Segundo Mantega, o aumento do superávit primário “não se dará às custas de cortes adicionais” no Orçamento. Em fevereiro dste ano, o governo já havia anunciado corte de R$ 50 bilhões nos gastos.

Mantega fez uma comparação com os países europeus e com os Estados Unidos, que têm elevada dívida pública e, agora, estão “fazendo corte de tudo, cortando investimentoe benefícios sociais”. Para o ministro, uma situação bem diferente da que o brasileiro vai enfrentar. “Não é nada disso que estamos fazendo aqui, queremos ampliar o investimento”. Ele garantiu que “nenhum novo corte” foi definido. “Estamos falando em não aumentar gastos e em não cortar gastos já existentes e previstos para este ano, inclusive eventuais modificações nas folhas de pagamento de 2011”.

Na avaliação da equipe econômica, o aumento do superávit primário será importante para o governo enfrentar uma possível deterioração da situação econômica mundial. Na avaliação de Mantega, “fortalecer o [superávit] primário nesse momento significa dispor de mais recursos no próximo ano, se for necessário”.

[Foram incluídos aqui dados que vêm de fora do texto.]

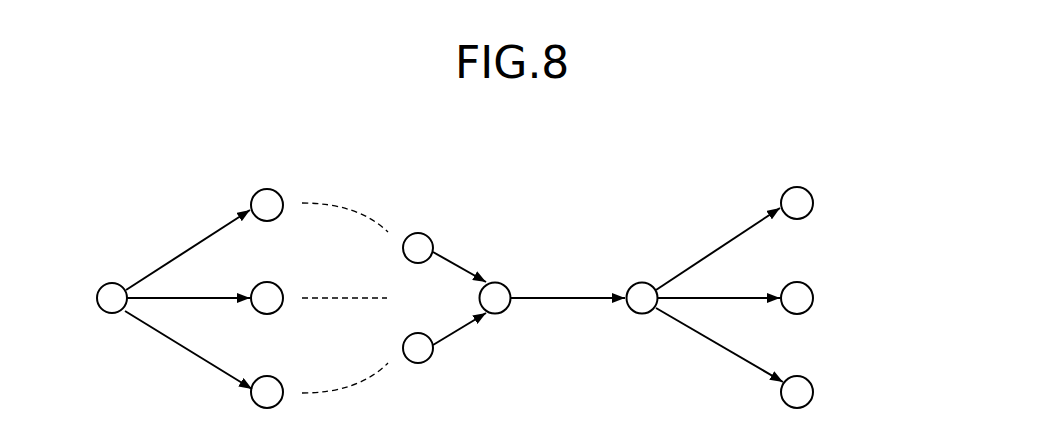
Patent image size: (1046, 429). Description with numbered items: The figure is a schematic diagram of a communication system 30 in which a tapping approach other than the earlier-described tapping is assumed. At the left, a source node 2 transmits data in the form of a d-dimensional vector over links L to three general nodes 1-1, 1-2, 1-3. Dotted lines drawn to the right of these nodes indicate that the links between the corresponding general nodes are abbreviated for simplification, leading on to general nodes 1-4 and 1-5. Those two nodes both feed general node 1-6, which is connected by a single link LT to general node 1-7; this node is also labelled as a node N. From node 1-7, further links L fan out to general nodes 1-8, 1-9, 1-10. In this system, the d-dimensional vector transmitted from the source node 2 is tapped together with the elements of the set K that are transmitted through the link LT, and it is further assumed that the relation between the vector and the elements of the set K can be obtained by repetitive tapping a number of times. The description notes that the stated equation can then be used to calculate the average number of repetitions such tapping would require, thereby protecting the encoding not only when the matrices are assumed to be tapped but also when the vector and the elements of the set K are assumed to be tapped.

The communication system 30 is at (656, 164).
The source node 2 is at (114, 283).
The link L is at (190, 248).
The link LT is at (581, 297).
The node N is at (643, 282).
The general node 1-1 is at (281, 193).
The general node 1-2 is at (281, 286).
The general node 1-3 is at (281, 380).
The general node 1-4 is at (429, 238).
The general node 1-5 is at (429, 359).
The general node 1-6 is at (496, 314).
The general node 1-7 is at (642, 314).
The general node 1-8 is at (809, 192).
The general node 1-9 is at (809, 287).
The general node 1-10 is at (809, 381).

A proposta de Orçamento para 2012 será enviada na quarta-feira (31) ao Congresso Nacional. De acordo com o minsitro, o documento estará “afinado com essas diretrizes e essa situação, para que 2012 tenha um superávit primário vigoroso como esse que faremos este ano”, disse Mantega.

“Tínhamos planejado desde o inicio do ano uma desaceleração da economia brasileira, e isso ocorreu, com um primeiro trimestre ainda mais aquecido, o segundo com desaquecimento, o terceiro desaquecido, mas ainda positivo, e o quarto mais aquecido, como é de costume. Tudo está dentro da rota que foi traçada”, garantiu Mantega.